How else do you use bone turnover markers?

Because bisphosphonates are incorporated in the skeleton and continue to exert their anti-fracture effect for a considerable period of time after stopping the drug, a concept of a “drug holiday” has emerged when taking this group of medications. During this period, a person’s risk of fracture continues to remain low because the medicine is still working for them. On the plus side, stopping the medication for a brief period does tend to lower the individual’s long-term risk of adverse effects.

BTMs are great monitoring tools for people who are on a “drug holiday” from bisphosphonate therapy. Once the medication is stopped, a measurement of the BTM is taken as a new baseline after the end of treatment and again periodically. A significant increase would indicate that the effect of the medicine is wearing off and it may be time to think about restarting treatment to further lower the fracture risk. Serial DXA scans can also be used to monitor this, but the marker tends to rise earlier than a density change via DXA scan. Often, both measurement tools are used together.

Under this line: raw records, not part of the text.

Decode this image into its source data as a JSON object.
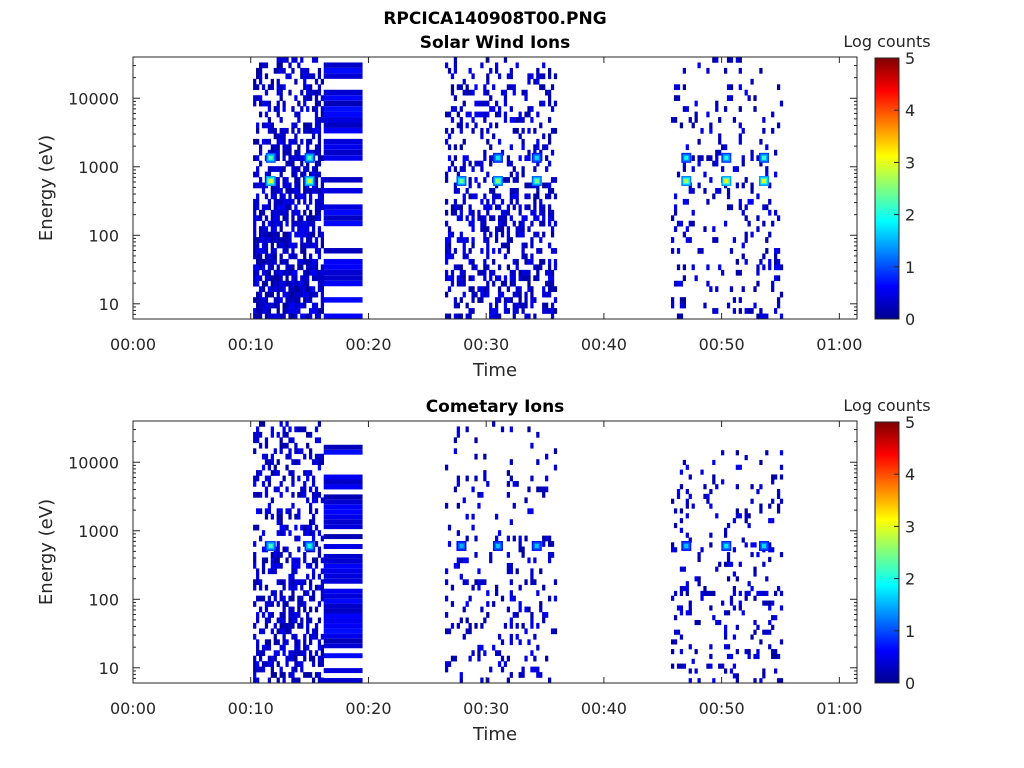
{
  "figure_title": "RPCICA140908T00.PNG",
  "colorscale": [
    "#00008f",
    "#0000ff",
    "#007fff",
    "#00ffff",
    "#7fff7f",
    "#ffff00",
    "#ff7f00",
    "#ff0000",
    "#7f0000"
  ],
  "chart_data": [
    {
      "type": "heatmap",
      "title": "Solar Wind Ions",
      "xlabel": "Time",
      "ylabel": "Energy (eV)",
      "colorbar_label": "Log counts",
      "x_ticks": [
        "00:00",
        "00:10",
        "00:20",
        "00:30",
        "00:40",
        "00:50",
        "01:00"
      ],
      "x_range_min": [
        0,
        61.5
      ],
      "y_ticks": [
        "10",
        "100",
        "1000",
        "10000"
      ],
      "y_scale": "log",
      "y_range_eV": [
        6,
        40000
      ],
      "c_ticks": [
        "0",
        "1",
        "2",
        "3",
        "4",
        "5"
      ],
      "c_range": [
        0,
        5
      ],
      "blocks": [
        {
          "t_start_min": 10.2,
          "t_end_min": 16.2,
          "bands": [
            {
              "e_lo": 6,
              "e_hi": 40000,
              "fill": "dense"
            }
          ],
          "hotspots": [
            {
              "t": 11.7,
              "e": 620,
              "level": 3.1
            },
            {
              "t": 15.0,
              "e": 620,
              "level": 2.9
            },
            {
              "t": 11.7,
              "e": 1350,
              "level": 2.3
            },
            {
              "t": 15.0,
              "e": 1350,
              "level": 2.2
            }
          ]
        },
        {
          "t_start_min": 16.2,
          "t_end_min": 19.5,
          "bands": [
            {
              "e_lo": 6,
              "e_hi": 40000,
              "fill": "stripes"
            }
          ],
          "hotspots": []
        },
        {
          "t_start_min": 26.5,
          "t_end_min": 35.8,
          "bands": [
            {
              "e_lo": 6,
              "e_hi": 40000,
              "fill": "sparse"
            }
          ],
          "hotspots": [
            {
              "t": 27.9,
              "e": 620,
              "level": 2.4
            },
            {
              "t": 31.0,
              "e": 620,
              "level": 2.6
            },
            {
              "t": 34.3,
              "e": 620,
              "level": 2.5
            },
            {
              "t": 31.0,
              "e": 1350,
              "level": 1.8
            },
            {
              "t": 34.3,
              "e": 1350,
              "level": 1.7
            }
          ]
        },
        {
          "t_start_min": 45.7,
          "t_end_min": 55.0,
          "bands": [
            {
              "e_lo": 6,
              "e_hi": 40000,
              "fill": "very-sparse"
            }
          ],
          "hotspots": [
            {
              "t": 47.0,
              "e": 620,
              "level": 2.8
            },
            {
              "t": 50.4,
              "e": 620,
              "level": 3.2
            },
            {
              "t": 53.6,
              "e": 620,
              "level": 3.0
            },
            {
              "t": 47.0,
              "e": 1350,
              "level": 1.9
            },
            {
              "t": 50.4,
              "e": 1350,
              "level": 2.0
            },
            {
              "t": 53.6,
              "e": 1350,
              "level": 2.1
            }
          ]
        }
      ]
    },
    {
      "type": "heatmap",
      "title": "Cometary Ions",
      "xlabel": "Time",
      "ylabel": "Energy (eV)",
      "colorbar_label": "Log counts",
      "x_ticks": [
        "00:00",
        "00:10",
        "00:20",
        "00:30",
        "00:40",
        "00:50",
        "01:00"
      ],
      "x_range_min": [
        0,
        61.5
      ],
      "y_ticks": [
        "10",
        "100",
        "1000",
        "10000"
      ],
      "y_scale": "log",
      "y_range_eV": [
        6,
        40000
      ],
      "c_ticks": [
        "0",
        "1",
        "2",
        "3",
        "4",
        "5"
      ],
      "c_range": [
        0,
        5
      ],
      "blocks": [
        {
          "t_start_min": 10.2,
          "t_end_min": 16.2,
          "bands": [
            {
              "e_lo": 6,
              "e_hi": 40000,
              "fill": "medium"
            }
          ],
          "hotspots": [
            {
              "t": 11.7,
              "e": 600,
              "level": 2.2
            },
            {
              "t": 15.0,
              "e": 600,
              "level": 2.0
            }
          ]
        },
        {
          "t_start_min": 16.2,
          "t_end_min": 19.5,
          "bands": [
            {
              "e_lo": 6,
              "e_hi": 18000,
              "fill": "stripes"
            }
          ],
          "hotspots": []
        },
        {
          "t_start_min": 26.5,
          "t_end_min": 35.8,
          "bands": [
            {
              "e_lo": 6,
              "e_hi": 40000,
              "fill": "very-sparse"
            }
          ],
          "hotspots": [
            {
              "t": 27.9,
              "e": 600,
              "level": 1.5
            },
            {
              "t": 31.0,
              "e": 600,
              "level": 1.6
            },
            {
              "t": 34.3,
              "e": 600,
              "level": 1.6
            }
          ]
        },
        {
          "t_start_min": 45.7,
          "t_end_min": 55.0,
          "bands": [
            {
              "e_lo": 6,
              "e_hi": 15000,
              "fill": "very-sparse"
            }
          ],
          "hotspots": [
            {
              "t": 47.0,
              "e": 600,
              "level": 1.6
            },
            {
              "t": 50.4,
              "e": 600,
              "level": 1.8
            },
            {
              "t": 53.6,
              "e": 600,
              "level": 1.7
            }
          ]
        }
      ]
    }
  ]
}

If I feel an individual is at high risk of fracture, I tend to offer re-treatment if the markers start rising significantly and I may not wait for the bone density to change. On the other hand, if an individual is just at a moderate risk of fractures, has never had a fracture in the past, and is otherwise doing well, I may wait until I see a little bit of both. And the individual’s preference matters too.

Who is not a good candidate for monitoring bone turnover markers?

BTMs are not of much help in monitoring people on anabolic therapy. Anabolic therapies — such as teriparatide (Forteo), abaloparatide (Tymlos) and romosozumab (Evenity) — work by stimulating bone formation, which leads to increases in bone mass and density. Since new bone is being built, the markers are expected to increase and are not helpful in the decision-making process. There is also no role for monitoring after completion of anabolic treatment, as all these agents should be followed by treatment with anti-resorptive drugs without a pause in treatment.

And then there are other scenarios in which specific BTMs may not be useful. Some markers are cleared through the kidneys, and so in those with chronic kidney disease you can rely on some, but not all, markers.

Drugs can also affect bone turnover markers. For example, glucocorticoids such as prednisone or hydrocortisone suppress bone turnover markers, especially bone formation markers. Therefore, bone turnover markers can only be helpful if a person’s glucocorticoid dose remains the same.

Do these markers need to be measured in a specific way?

Yes, absolutely. Since bone turnover varies during the day, and can be affected by food intake, a morning collection after fasting is preferred for blood measurements. If this is not possible, collecting the baseline and subsequent specimens under the same circumstances is advisable (for example, at the same time of day). Markers can also vary with different laboratories; therefore, I encourage my patients to have their measurements done in the same lab.

How commonly are bone turnover markers used?

Bone density tests using DXA scans are still much more commonly used in current clinical practice, but markers are kind of making their mark, so to speak, particularly in the area of bisphosphonate treatment monitoring.

In the U.S., current clinical guidelines say to use bone turnover markers in the right clinical setting, if necessary. They don’t mandate it, and they don’t strongly recommend it. This is because compared with bone density tests, the markers have not been validated to the same extent by big clinical studies, and guidelines are evidence based.

Krupa Doshi, MD

Dr. Doshi is an endocrinologist and a specialist in disorders of calcium and mineral metabolism in Scottsdale, AZ, where she lives with her husband and two sons. She is an active member of American Society for Bone and Mineral Research and enjoys advocating for the education of health care professionals as well as the general public regarding fracture prevention and health mobility.